# Happy Hollowing!



## TimR (Oct 31, 2014)

So, I'm working today on finishing up assembly of Steve's ornament, and working on a couple other ornaments and decided I needed a break. I had a piece of buckeye burl just hanging around and decided I'd treat myself to a little hollow form turning, which I really enjoy more than most other turning.






ok, wait for it....

...

...

...

...

...

Yep, tricked you, right? 





Happy Hollowing everyone!

Reactions: Like 1 | EyeCandy! 1 | Funny 4 | Way Cool 4


----------



## Schroedc (Oct 31, 2014)

Awwwww. It's cute. Really like that. I've found the really tiny stuff can be even more tricky than the big stuff.

Reactions: Agree 2


----------



## steve bellinger (Oct 31, 2014)

Love it man.

Reactions: Thank You! 1


----------



## Kevin (Oct 31, 2014)

So we got a trick AND a treat. Way cool Tim thanks for that.

Reactions: Thank You! 1


----------



## The PenSmith (Nov 3, 2014)

That is the definition of the perfect shape for a hollow form, nice smooth contour and not a straight line. I like the way you tucked the bottom under to make it look like it's floating! Awesome work !

Reactions: Thank You! 1


----------



## DKMD (Nov 3, 2014)

Great job! The form looks great as evidenced by the fact that the close up photo gives no clue about the size of the piece.

Reactions: Thank You! 1


----------



## Tony (Nov 3, 2014)

Tim, no matter what size that is, it is a beautiful piece of work!
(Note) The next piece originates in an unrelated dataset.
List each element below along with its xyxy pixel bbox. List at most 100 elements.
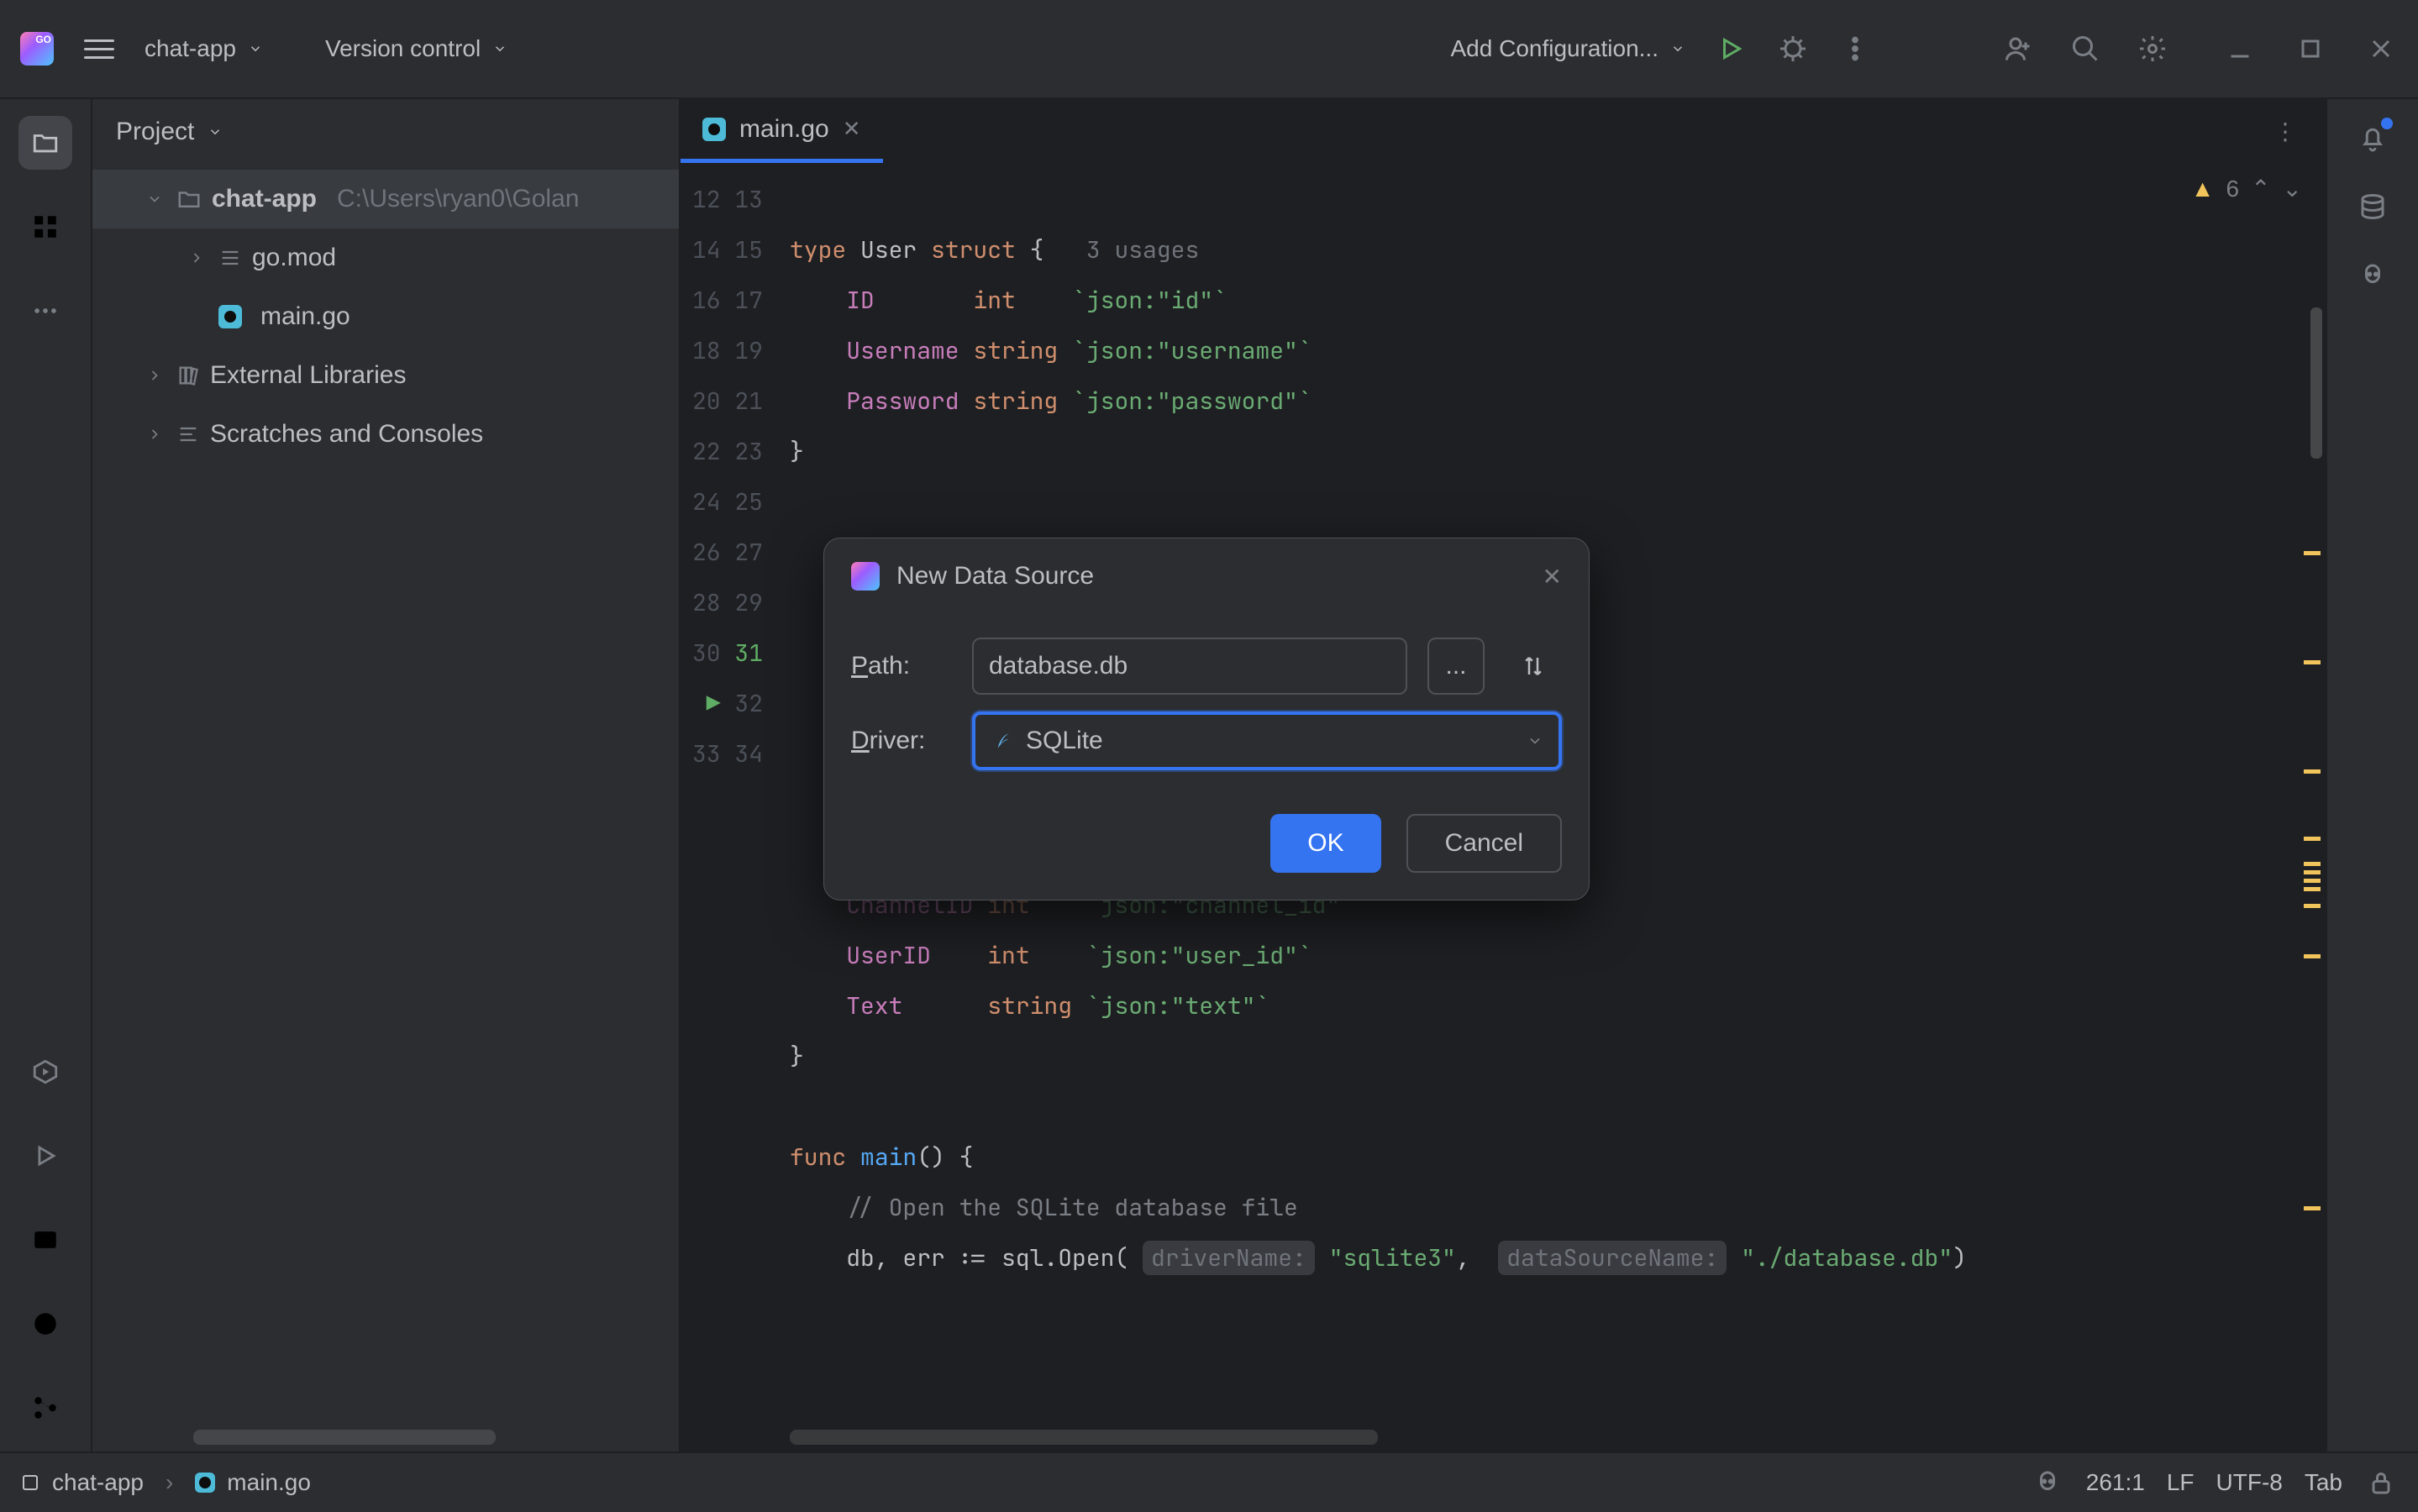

Tony

Reactions: Thank You! 1


----------



## bench1holio (Nov 4, 2014)

where did you get that giant pencil????

Reactions: Funny 1


----------



## ironman123 (Nov 4, 2014)

Don't forgt the 2 frisbees under the giant pencil. Tim that is a very nice piece.

Reactions: Thank You! 1


----------



## TimR (Nov 4, 2014)

ironman123 said:


> Don't forgt the 2 frisbees under the giant pencil. Tim that is a very nice piece.


Busted again!


----------